The Lindenwold Public Schools are a comprehensive community public school district that serves students in pre-kindergarten through twelfth grade from Lindenwold, in Camden County, in the U.S. state of New Jersey.

As of the 2022–23 school year, the district, comprised of five schools, had an enrollment of 3,100 students and 255.5 classroom teachers (on an FTE basis), for a student–teacher ratio of 12.1:1.
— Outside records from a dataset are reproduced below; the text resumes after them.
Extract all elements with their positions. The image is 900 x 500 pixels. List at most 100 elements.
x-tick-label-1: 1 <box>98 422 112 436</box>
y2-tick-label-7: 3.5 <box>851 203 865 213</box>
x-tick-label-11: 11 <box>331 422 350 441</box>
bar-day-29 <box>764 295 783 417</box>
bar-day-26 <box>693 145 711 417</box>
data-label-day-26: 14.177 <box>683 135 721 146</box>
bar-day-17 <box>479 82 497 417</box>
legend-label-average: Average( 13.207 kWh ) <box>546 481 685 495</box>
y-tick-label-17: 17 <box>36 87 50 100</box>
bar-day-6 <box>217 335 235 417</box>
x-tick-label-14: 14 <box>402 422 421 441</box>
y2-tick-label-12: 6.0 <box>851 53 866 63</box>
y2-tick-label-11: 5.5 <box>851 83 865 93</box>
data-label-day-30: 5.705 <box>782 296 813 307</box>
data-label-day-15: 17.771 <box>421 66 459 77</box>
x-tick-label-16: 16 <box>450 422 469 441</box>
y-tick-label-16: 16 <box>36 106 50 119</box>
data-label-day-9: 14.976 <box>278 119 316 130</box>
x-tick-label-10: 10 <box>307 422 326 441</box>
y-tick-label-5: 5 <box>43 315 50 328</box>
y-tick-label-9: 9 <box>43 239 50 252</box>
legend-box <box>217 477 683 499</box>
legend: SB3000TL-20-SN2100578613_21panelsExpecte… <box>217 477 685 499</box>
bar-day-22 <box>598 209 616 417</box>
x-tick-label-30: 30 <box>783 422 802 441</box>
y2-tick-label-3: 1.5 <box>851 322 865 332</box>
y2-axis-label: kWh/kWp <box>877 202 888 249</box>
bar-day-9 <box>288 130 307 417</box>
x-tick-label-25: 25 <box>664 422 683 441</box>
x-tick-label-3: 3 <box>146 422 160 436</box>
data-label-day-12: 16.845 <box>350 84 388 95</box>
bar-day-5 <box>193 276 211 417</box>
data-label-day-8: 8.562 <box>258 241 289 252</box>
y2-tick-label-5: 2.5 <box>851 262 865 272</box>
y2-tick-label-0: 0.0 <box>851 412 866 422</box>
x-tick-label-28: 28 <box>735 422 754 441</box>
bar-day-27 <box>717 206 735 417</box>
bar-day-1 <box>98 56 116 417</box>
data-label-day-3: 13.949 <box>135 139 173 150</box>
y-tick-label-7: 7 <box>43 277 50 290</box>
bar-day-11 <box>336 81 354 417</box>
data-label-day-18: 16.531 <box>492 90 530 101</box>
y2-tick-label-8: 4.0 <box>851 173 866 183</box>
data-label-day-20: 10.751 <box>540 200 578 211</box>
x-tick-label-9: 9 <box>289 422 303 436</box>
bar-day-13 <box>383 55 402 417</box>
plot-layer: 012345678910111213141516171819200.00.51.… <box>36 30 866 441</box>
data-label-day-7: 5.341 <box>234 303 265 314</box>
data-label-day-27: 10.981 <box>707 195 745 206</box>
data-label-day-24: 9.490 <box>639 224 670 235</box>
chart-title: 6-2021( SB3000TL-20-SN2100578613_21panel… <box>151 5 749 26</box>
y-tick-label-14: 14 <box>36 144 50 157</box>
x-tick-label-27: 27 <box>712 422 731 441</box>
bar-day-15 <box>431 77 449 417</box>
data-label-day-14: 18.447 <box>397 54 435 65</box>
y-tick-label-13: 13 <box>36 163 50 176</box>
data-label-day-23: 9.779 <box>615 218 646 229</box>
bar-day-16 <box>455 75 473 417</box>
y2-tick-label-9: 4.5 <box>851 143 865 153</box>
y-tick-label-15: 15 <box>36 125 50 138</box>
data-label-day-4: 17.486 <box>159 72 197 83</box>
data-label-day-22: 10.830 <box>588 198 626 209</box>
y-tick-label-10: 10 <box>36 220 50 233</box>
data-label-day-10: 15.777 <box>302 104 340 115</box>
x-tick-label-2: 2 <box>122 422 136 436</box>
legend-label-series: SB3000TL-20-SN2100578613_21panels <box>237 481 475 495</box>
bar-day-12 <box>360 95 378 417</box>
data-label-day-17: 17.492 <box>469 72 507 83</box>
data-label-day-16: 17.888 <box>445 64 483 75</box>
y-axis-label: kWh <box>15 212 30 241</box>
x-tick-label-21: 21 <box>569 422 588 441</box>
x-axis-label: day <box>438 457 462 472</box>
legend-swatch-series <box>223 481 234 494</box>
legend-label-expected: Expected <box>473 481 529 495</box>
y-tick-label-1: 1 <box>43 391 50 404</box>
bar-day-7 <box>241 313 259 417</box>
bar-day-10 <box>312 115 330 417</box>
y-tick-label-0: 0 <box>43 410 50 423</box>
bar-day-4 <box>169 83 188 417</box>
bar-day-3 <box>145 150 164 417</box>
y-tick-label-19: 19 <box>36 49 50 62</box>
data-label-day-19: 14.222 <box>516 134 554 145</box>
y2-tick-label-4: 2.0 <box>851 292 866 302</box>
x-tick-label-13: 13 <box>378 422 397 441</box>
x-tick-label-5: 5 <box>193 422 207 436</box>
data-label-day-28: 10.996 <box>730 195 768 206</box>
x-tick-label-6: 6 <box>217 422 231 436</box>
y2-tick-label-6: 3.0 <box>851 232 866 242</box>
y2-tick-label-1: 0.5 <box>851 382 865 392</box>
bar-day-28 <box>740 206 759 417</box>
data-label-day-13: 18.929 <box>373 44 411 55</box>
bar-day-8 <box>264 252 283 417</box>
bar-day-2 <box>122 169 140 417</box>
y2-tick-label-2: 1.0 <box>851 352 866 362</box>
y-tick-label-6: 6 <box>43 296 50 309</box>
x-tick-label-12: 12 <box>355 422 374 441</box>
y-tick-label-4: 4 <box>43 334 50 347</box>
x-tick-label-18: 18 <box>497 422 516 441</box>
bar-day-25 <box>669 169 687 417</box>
The district is classified by the New Jersey Department of Education as being in District Factor Group "B", the second lowest of eight groupings. District Factor Groups organize districts statewide to allow comparison by common socioeconomic characteristics of the local districts. From lowest socioeconomic status to highest, the categories are A, B, CD, DE, FG, GH, I and J.

==Schools==
Schools in the district (with 2022–23 enrollment data from the National Center for Education Statistics) are:
- Elementary schools
- Lindenwold Preschool with 171 students in PreK
- Lindenwold School 4 with 593 students in grades K-4
  - Dana Lawrence, principal
- Lindenwold School 5 with 656 students in grades K-4
  - Sandra Martinez-Preyor, principal
- Middle school
- Lindenwold Middle School with 911 students in grades 5-8
  - Joe Tabasco, principal
- High school
- Lindenwold High School with 727 students in grades 9-12
  - Fred Geardino, principal

==Administration==
Core members of the district's administration are:
- Kristin O'Neil, superintendent
- Kathleen Huder, business administrator and board secretary

==Board of education==
The district's board of education, comprised of nine members, sets policy and oversees the fiscal and educational operation of the district through its administration. As a Type II school district, the board's trustees are elected directly by voters to serve three-year terms of office on a staggered basis, with three seats up for election each year held (since 2012) as part of the November general election. The board appoints a superintendent to oversee the district's day-to-day operations and a business administrator to supervise the business functions of the district.